The authors evaluated LLM4Cov on the CVDP-ECov benchmark (83 hardware repositories) using a 4B-parameter model (Qwen3-4B) trained via their pipeline.

Performance:
- The 4B model achieved a 69.2% Coverage Pass Rate under agentic evaluation.
- It outperformed its 30B-parameter teacher model (63.9%) by 5.3%.
- It demonstrated competitive performance against models 50x–100x larger (e.g., 400B and 235B parameter models).
Comparison:
- Significantly outperformed hardware-specific models (e.g., VeriCoder, CodeV-R1) and general-purpose coding LLMs.
- Showed that specialized agentic learning is more efficient than brute-force model scaling.
Ablation Studies:
- Memoryless vs. Vanilla: Memoryless formulation consistently yielded better or equal results.
- State Selection: Worst-state prioritization significantly outperformed Best-State, Uniform, and Median selection strategies.
- Progressive vs. Naive: Stage-conditioned progressive training consistently outperformed naive data augmentation (mixing all stages), confirming the importance of distribution alignment.

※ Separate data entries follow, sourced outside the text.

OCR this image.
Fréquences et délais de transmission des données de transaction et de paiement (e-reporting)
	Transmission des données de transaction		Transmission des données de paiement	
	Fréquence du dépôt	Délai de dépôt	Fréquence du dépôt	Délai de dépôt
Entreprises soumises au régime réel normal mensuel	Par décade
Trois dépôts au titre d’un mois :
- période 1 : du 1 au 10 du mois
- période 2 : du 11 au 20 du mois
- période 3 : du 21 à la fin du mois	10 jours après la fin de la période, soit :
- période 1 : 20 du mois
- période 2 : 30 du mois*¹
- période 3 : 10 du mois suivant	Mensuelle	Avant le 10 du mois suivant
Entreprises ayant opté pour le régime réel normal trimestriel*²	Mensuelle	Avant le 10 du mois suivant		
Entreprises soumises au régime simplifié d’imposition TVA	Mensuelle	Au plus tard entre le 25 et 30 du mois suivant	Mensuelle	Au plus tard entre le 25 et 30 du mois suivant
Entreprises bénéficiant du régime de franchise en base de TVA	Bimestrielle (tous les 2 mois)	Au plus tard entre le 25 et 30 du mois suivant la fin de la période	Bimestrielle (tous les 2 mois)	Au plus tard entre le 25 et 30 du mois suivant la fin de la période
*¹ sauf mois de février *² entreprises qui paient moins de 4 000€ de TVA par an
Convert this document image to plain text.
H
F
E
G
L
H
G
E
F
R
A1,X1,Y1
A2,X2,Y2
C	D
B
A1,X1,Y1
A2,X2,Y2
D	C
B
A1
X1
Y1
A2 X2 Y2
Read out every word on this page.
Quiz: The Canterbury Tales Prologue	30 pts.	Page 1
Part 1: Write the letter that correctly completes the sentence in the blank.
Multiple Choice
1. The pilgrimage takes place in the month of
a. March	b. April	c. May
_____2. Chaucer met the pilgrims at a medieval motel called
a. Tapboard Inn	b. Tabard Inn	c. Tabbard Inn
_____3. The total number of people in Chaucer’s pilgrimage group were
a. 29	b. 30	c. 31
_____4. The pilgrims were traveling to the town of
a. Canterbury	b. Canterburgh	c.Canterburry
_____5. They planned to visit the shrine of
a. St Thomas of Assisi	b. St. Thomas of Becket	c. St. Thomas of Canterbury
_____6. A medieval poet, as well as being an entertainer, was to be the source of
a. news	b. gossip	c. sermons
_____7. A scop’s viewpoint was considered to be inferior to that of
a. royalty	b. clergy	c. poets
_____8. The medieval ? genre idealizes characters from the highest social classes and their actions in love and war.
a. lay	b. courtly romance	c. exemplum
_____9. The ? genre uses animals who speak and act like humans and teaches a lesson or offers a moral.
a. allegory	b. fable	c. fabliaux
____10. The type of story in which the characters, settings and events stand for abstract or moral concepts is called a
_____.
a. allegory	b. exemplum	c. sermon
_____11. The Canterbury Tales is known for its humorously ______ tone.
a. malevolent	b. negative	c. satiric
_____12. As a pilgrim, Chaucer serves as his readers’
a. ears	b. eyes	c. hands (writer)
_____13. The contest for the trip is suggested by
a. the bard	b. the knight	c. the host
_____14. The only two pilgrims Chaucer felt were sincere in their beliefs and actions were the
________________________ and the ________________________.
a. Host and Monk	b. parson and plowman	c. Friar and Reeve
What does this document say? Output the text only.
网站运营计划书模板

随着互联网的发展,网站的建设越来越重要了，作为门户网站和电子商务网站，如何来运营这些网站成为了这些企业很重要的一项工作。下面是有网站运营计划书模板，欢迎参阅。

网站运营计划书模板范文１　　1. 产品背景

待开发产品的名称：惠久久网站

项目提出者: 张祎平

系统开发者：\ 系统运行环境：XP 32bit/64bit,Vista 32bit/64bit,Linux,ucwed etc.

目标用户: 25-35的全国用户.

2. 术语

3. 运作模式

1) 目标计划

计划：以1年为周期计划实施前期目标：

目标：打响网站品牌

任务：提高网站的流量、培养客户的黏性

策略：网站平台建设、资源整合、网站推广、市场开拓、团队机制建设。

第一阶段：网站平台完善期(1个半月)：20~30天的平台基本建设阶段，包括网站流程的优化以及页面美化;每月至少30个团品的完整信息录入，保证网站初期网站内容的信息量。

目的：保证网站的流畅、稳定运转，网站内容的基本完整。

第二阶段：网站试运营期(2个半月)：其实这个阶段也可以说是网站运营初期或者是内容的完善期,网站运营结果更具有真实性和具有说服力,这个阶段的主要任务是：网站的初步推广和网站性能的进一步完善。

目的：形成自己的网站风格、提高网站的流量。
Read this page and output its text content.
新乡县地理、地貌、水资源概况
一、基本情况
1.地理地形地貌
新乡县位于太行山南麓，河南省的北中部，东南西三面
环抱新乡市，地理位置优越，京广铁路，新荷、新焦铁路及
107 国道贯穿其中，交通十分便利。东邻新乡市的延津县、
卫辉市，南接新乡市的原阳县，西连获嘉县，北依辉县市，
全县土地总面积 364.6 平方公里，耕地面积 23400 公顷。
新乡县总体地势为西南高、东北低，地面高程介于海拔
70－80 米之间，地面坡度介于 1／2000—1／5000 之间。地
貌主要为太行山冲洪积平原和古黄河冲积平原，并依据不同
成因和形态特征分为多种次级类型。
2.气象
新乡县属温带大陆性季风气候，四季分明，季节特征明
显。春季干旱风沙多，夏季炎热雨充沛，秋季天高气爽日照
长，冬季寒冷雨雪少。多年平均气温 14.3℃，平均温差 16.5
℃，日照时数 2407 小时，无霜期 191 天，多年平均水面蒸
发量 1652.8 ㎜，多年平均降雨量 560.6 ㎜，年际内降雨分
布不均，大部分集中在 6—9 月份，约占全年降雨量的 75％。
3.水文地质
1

5. Significance and Impact

Efficiency in Hardware Design: The work proves that small, specialized models can achieve state-of-the-art results in hardware verification if trained with execution-aware, feedback-driven pipelines, reducing the reliance on massive, expensive models.
Paradigm Shift: It moves the field from "static dataset fine-tuning" to "execution-grounded agentic learning," addressing the critical gap between symbolic generation and real-world correctness in non-differentiable environments.
Scalability: By solving the distribution shift problem through progressive learning and worst-state sampling, the framework offers a scalable path for training agents in domains where tool feedback is expensive and sparse.

In summary, LLM4Cov demonstrates that by rigorously modeling the verification loop as a memoryless state transition problem and curating data based on execution feedback and failure modes, compact models can master complex hardware verification tasks, outperforming much larger generalist models.